The 10 best TV shows of 2020

As we quarantined ourselves at home for much of the year due to Covid-19, television was pretty much the only source of new entertainment available to us. And fortunately, despite the production stoppages which prevented some The best shows of 2019 After making new episodes this year (including Barry, Succession, and Russian Doll), there were plenty of great options for watching food cravings. Several series have even skillfully navigated the pandemic to produce some of the best TVs created in the course of each year.

As a result, there was no shortage of worthy contenders for this year’s list of Top 10 TV Shows. The range, which includes a single series back from 2019 List, features four shows that got off the ground in Season 2, two gripping mini-series, a sensational freshman debut and three longer series that only get better with age. (For shows broadcast over linear networks, we’ve also included the name of the OTT service they are currently broadcasting on.)

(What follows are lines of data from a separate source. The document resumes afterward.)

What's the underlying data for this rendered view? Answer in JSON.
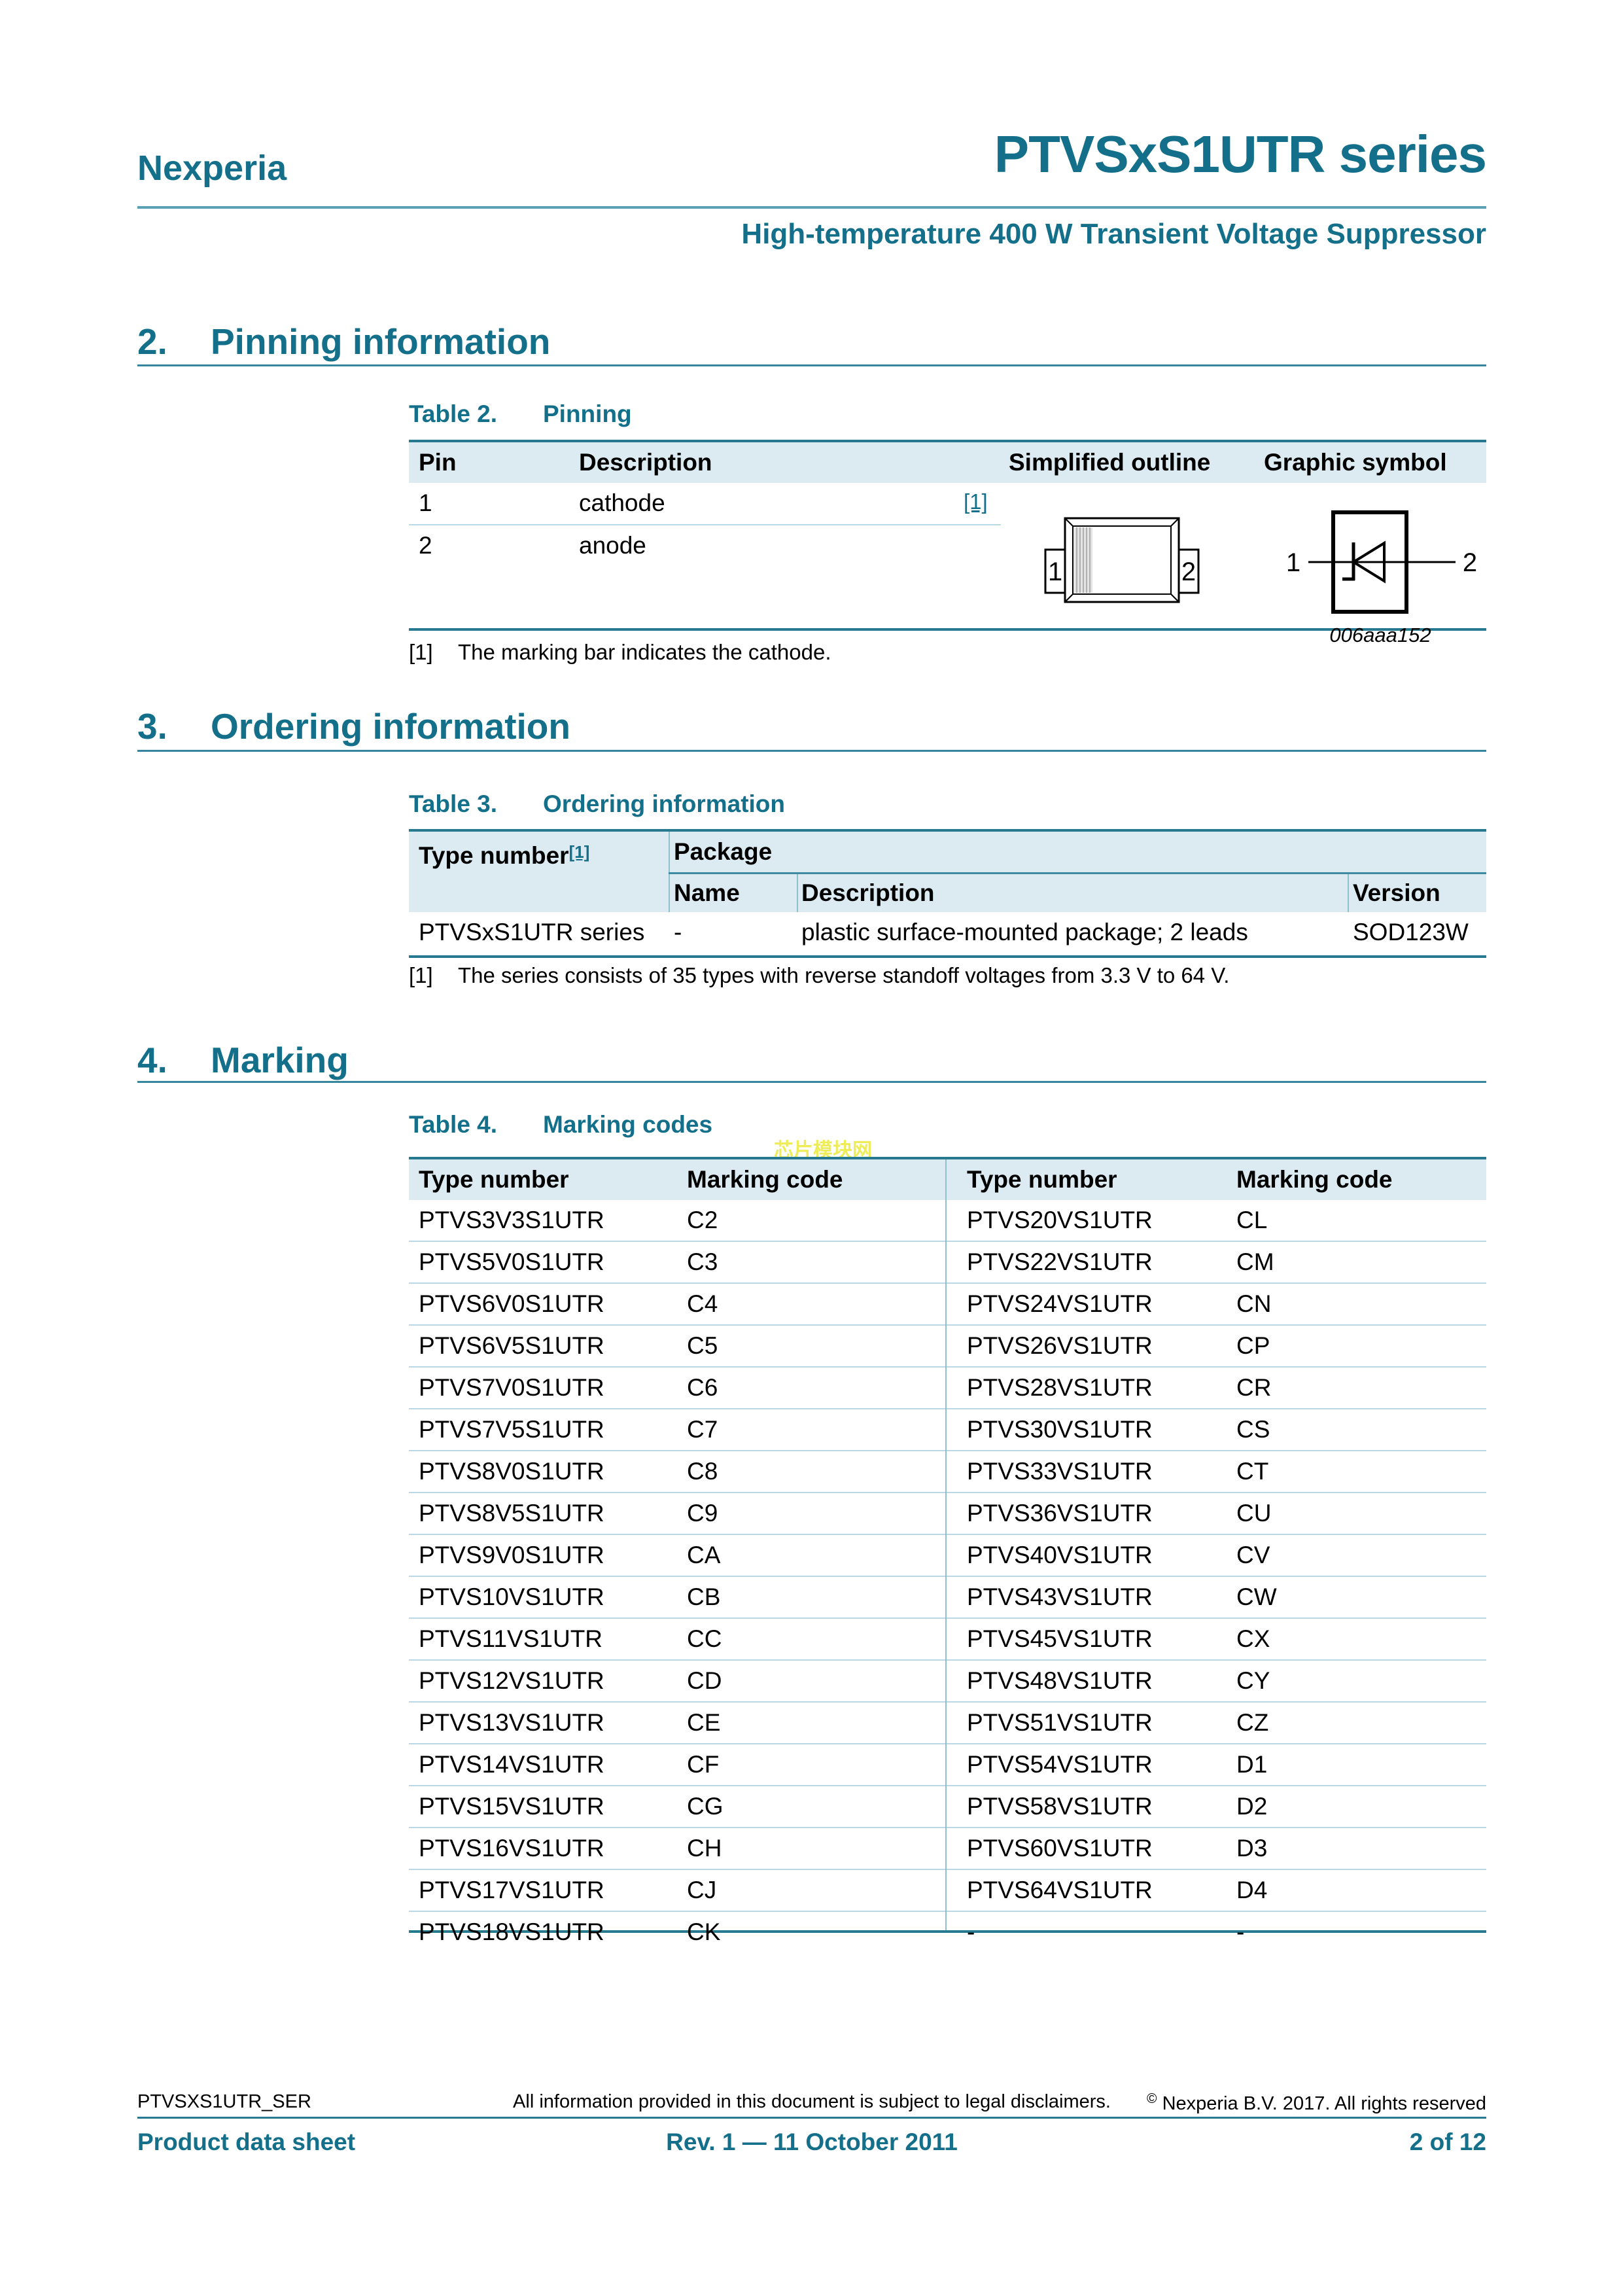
{
  "header": {
    "brand": "Nexperia",
    "title": "PTVSxS1UTR series",
    "subtitle": "High-temperature 400 W Transient Voltage Suppressor"
  },
  "sections": {
    "pinning": {
      "number": "2.",
      "title": "Pinning information"
    },
    "ordering": {
      "number": "3.",
      "title": "Ordering information"
    },
    "marking": {
      "number": "4.",
      "title": "Marking"
    }
  },
  "table2": {
    "caption_label": "Table 2.",
    "caption_title": "Pinning",
    "headers": [
      "Pin",
      "Description",
      "Simplified outline",
      "Graphic symbol"
    ],
    "rows": [
      {
        "pin": "1",
        "description": "cathode",
        "note_ref": "[1]"
      },
      {
        "pin": "2",
        "description": "anode"
      }
    ],
    "outline": {
      "pin1_label": "1",
      "pin2_label": "2"
    },
    "symbol": {
      "pin1_label": "1",
      "pin2_label": "2",
      "figure_code": "006aaa152"
    },
    "footnote_ref": "[1]",
    "footnote": "The marking bar indicates the cathode."
  },
  "table3": {
    "caption_label": "Table 3.",
    "caption_title": "Ordering information",
    "col_type_number": "Type number",
    "col_type_number_ref": "[1]",
    "col_package": "Package",
    "col_name": "Name",
    "col_description": "Description",
    "col_version": "Version",
    "row": {
      "type_number": "PTVSxS1UTR series",
      "name": "-",
      "description": "plastic surface-mounted package; 2 leads",
      "version": "SOD123W"
    },
    "footnote_ref": "[1]",
    "footnote": "The series consists of 35 types with reverse standoff voltages from 3.3 V to 64 V."
  },
  "table4": {
    "caption_label": "Table 4.",
    "caption_title": "Marking codes",
    "headers": [
      "Type number",
      "Marking code",
      "Type number",
      "Marking code"
    ],
    "rows": [
      [
        "PTVS3V3S1UTR",
        "C2",
        "PTVS20VS1UTR",
        "CL"
      ],
      [
        "PTVS5V0S1UTR",
        "C3",
        "PTVS22VS1UTR",
        "CM"
      ],
      [
        "PTVS6V0S1UTR",
        "C4",
        "PTVS24VS1UTR",
        "CN"
      ],
      [
        "PTVS6V5S1UTR",
        "C5",
        "PTVS26VS1UTR",
        "CP"
      ],
      [
        "PTVS7V0S1UTR",
        "C6",
        "PTVS28VS1UTR",
        "CR"
      ],
      [
        "PTVS7V5S1UTR",
        "C7",
        "PTVS30VS1UTR",
        "CS"
      ],
      [
        "PTVS8V0S1UTR",
        "C8",
        "PTVS33VS1UTR",
        "CT"
      ],
      [
        "PTVS8V5S1UTR",
        "C9",
        "PTVS36VS1UTR",
        "CU"
      ],
      [
        "PTVS9V0S1UTR",
        "CA",
        "PTVS40VS1UTR",
        "CV"
      ],
      [
        "PTVS10VS1UTR",
        "CB",
        "PTVS43VS1UTR",
        "CW"
      ],
      [
        "PTVS11VS1UTR",
        "CC",
        "PTVS45VS1UTR",
        "CX"
      ],
      [
        "PTVS12VS1UTR",
        "CD",
        "PTVS48VS1UTR",
        "CY"
      ],
      [
        "PTVS13VS1UTR",
        "CE",
        "PTVS51VS1UTR",
        "CZ"
      ],
      [
        "PTVS14VS1UTR",
        "CF",
        "PTVS54VS1UTR",
        "D1"
      ],
      [
        "PTVS15VS1UTR",
        "CG",
        "PTVS58VS1UTR",
        "D2"
      ],
      [
        "PTVS16VS1UTR",
        "CH",
        "PTVS60VS1UTR",
        "D3"
      ],
      [
        "PTVS17VS1UTR",
        "CJ",
        "PTVS64VS1UTR",
        "D4"
      ],
      [
        "PTVS18VS1UTR",
        "CK",
        "-",
        "-"
      ]
    ]
  },
  "watermark": "芯片模块网",
  "footer": {
    "doc_id": "PTVSXS1UTR_SER",
    "disclaimer": "All information provided in this document is subject to legal disclaimers.",
    "copyright_symbol": "©",
    "copyright": "Nexperia B.V. 2017. All rights reserved",
    "doc_type": "Product data sheet",
    "revision": "Rev. 1 — 11 October 2011",
    "page": "2 of 12"
  },
  "colors": {
    "teal": "#14708a",
    "table_border": "#26798f",
    "header_band": "#dcebf2",
    "row_separator": "#b9dae4",
    "watermark_yellow": "#efeb52"
  }
}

10. The Mandalorian (Disney +)

Disney +

Every streaming service seeks to attract subscribers by turning a beloved IP into a TV show, but none have done it as skillfully as Disney + with the very first live-action Star Wars series. In Season 2, the series avoided the dreaded sophomore crisis by choosing not to become The Baby Yoda Show and lean into this character’s huge fanbase (his real name is Grogu, but he will still be Baby Yoda. for us). Instead, Adweek TV Creator of the Year Jon Favreau continued to rely on the character only in smaller doses, instead focusing on a powerful weekly mix of thrilling action pieces, spooky enemies (including an ice cave filled with carnivorous spiders), and humor , while also delving into the Star Wars universe in a way that most recent films have failed to do.

9. What we do behind the scenes (FX, streaming on Hulu)


Based on the 2014 mock documentary, this comedy about a vampire house on Staten Island and their human “familiar” built on its promising first season to produce a steady stream of much-needed belly laughs during the pandemic. Season 2 was filled with memorable episodes, including the gang panicked after receiving a chain email threatening them to be cursed by Bloody Mary if they didn’t forward it to 10 other people and attend the their neighbor’s Super Bowl party (which they mistake for a Superb owl bash). But nothing comes close to “On the Run,” a tour de force episode in which vampire Laszlo (Matt Berry) hides in rural Pennsylvania as a bartender in a small town named Jackie Daytona – using a toothpick as the only disguise.

8. Lovecraft Country (HBO, streaming on HBO Max)


Misha Green held nothing back in her wildly inventive adaptation of Matt Ruff’s 2016 novel about two intertwined black families in 1950s Jim Crow America battling racism while facing untold supernatural horrors. One episode would focus on a black woman who could literally slip into the skin of a white woman; the next followed the story of a South Korean nurse possessed by a kumiho, a thousand-year-old fox demon. Green, Adweek’s Game Changer of the Year, expertly blended horror, supernatural, and other genre elements to create a compelling story about America’s racist past and present.

7. Pen15 (superior)


In lesser hands, this comedy would have been sparked in its first year by its premise, which seemed better suited to an SNL sketch: co-creators Anna Konkle and Maya Erskine themselves play the role of banned 13-year-old college students in the ‘year. 2000, when the rest of their classmates are real teenagers. Yet the show has developed into something astonishing that is both poignant and hilarious. It continued into its even stronger season, exploring the issues that shape adolescence in moving (and yes, hilarious) ways: from handling Konkle to her parents’ marriage breakdown to other rites of passage. like sleepovers, first kisses and flirting. with witchcraft.